2016 OPRT Business Year

OPRT Business Plan for Fiscal 2016

The current state of tuna resources and tuna fisheries and the issues facing OPRT

1. Regarding the Eastern Atlantic bluefin tuna for which increase of the total allowable catch (TAC) was first achieved two years ago, the International Commission for the Conservation of Atlantic Tunas (ICCAT) agreed at its Annual Meeting in November 2015 to further expand TAC for 2016-2017 based on the recommendations of its Scientific Committee (SCRS). Furthermore, TAC for the Western Atlantic bluefin tuna–which was increased in 2015—will be maintained and continued in 2016 as well. As for the stock of southern bluefin tuna, the Commission for the Conservation of Southern Bluefin Tuna (CCSBT) confirmed and agreed at its Annual Meeting in October 2015 to apply also in 2016-2017 the expanded 2015 TAC and allocations which the CCSBT agreed at its 2013 Annual Meeting, following, among others, the advices from its Scientific Committee. However, the pending issue of the introduction of stereoscopic cameras in the farming cages–as committed by Australia–has not been resolved. It is necessary to realize the use of this device as soon as possible in order to improve accuracy of statistics and stock assessment.
In the days ahead, we need to watch carefully so that the stock recovery plans of each regional tuna fisheries management organization (RFMO) are further promoted and achieve their initial objectives.

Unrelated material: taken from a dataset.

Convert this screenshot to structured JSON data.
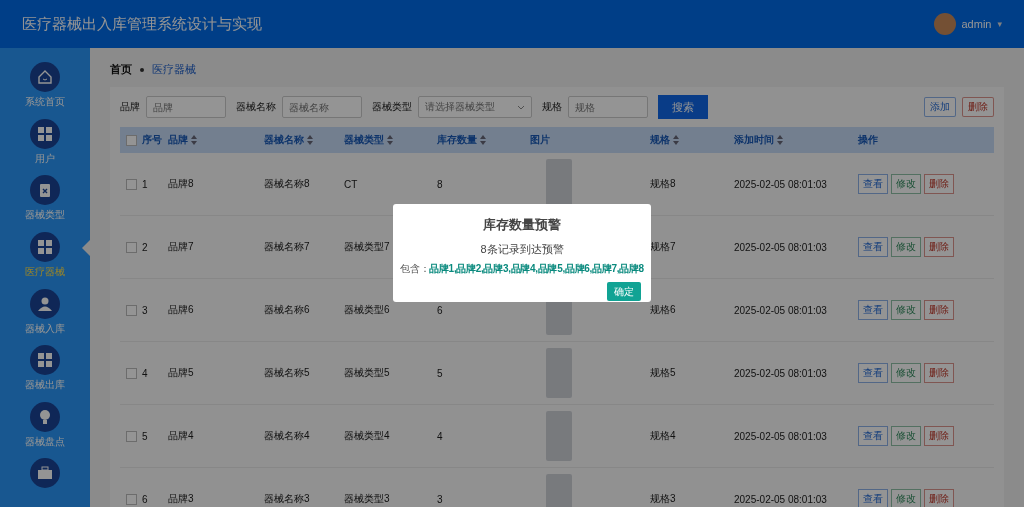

2. On other fronts, the stock of bigeye tuna continues to be in a critical state in the Western and Central Pacific Ocean (WCPO) which is the largest fishing ground of tunas in the world. At a Scientific Committee meeting of the Western and Central Fisheries Commission (WCPFC) in 2014, the bigeye tuna stock was subject to rigid assessment that it was in the category of “excessive fishing and overfished.” Nevertheless, at its Annual Meeting in December 2015, no new measures (reduction of the number of purse seine vessels and strengthened regulations of their operation associated with fish aggregating devices (FADs)) were introduced to regulate effectively the operation using FADs in purse-seine fisheries. FAD-based operation is considered to be the largest factor causing overfishing. In that type of fisheries, regulatory measures adopted up to 2014 are still continued. Under such circumstances, the capacity of medium- and large-size purse-seine fishing vessels has not been reduced and the activities of small- and medium-size longline fishing vessels (i.e. smaller than ordinary OPRT-registered longline fishing vessels) are increasing, creating a strong concern over further deterioration of the stock. We need to continue to watch attentively, and act accordingly, so that effective regulatory measures leading to the recovery of the bigeye tuna stock in the WCPO will be duly implemented.
In the Atlantic as well, the bigeye tuna stock was assessed to the category of “excessively fished and overfished” at ICCAT’s SCRS in October 2015. Based on the Committee’s recommendations, ICCAT reduced TAC for bigeye from 85,000 tons to 65,000 tons at its Annual Meeting in November 2015. But we need to direct special attention to how FAD-based purse-seine fishing in the Gulf of Guinea will be effectively regulated.
Serious concern is expressed also to the yellowfin tuna stock. The Scientific Committee of the Indian Ocean Tuna Commission (IOTC) assessed last year that the stock was in the category of “excessive fishing and overfished.” We need to be mindful of stock assessments to be renewed by scientific bodies of the RFMOs.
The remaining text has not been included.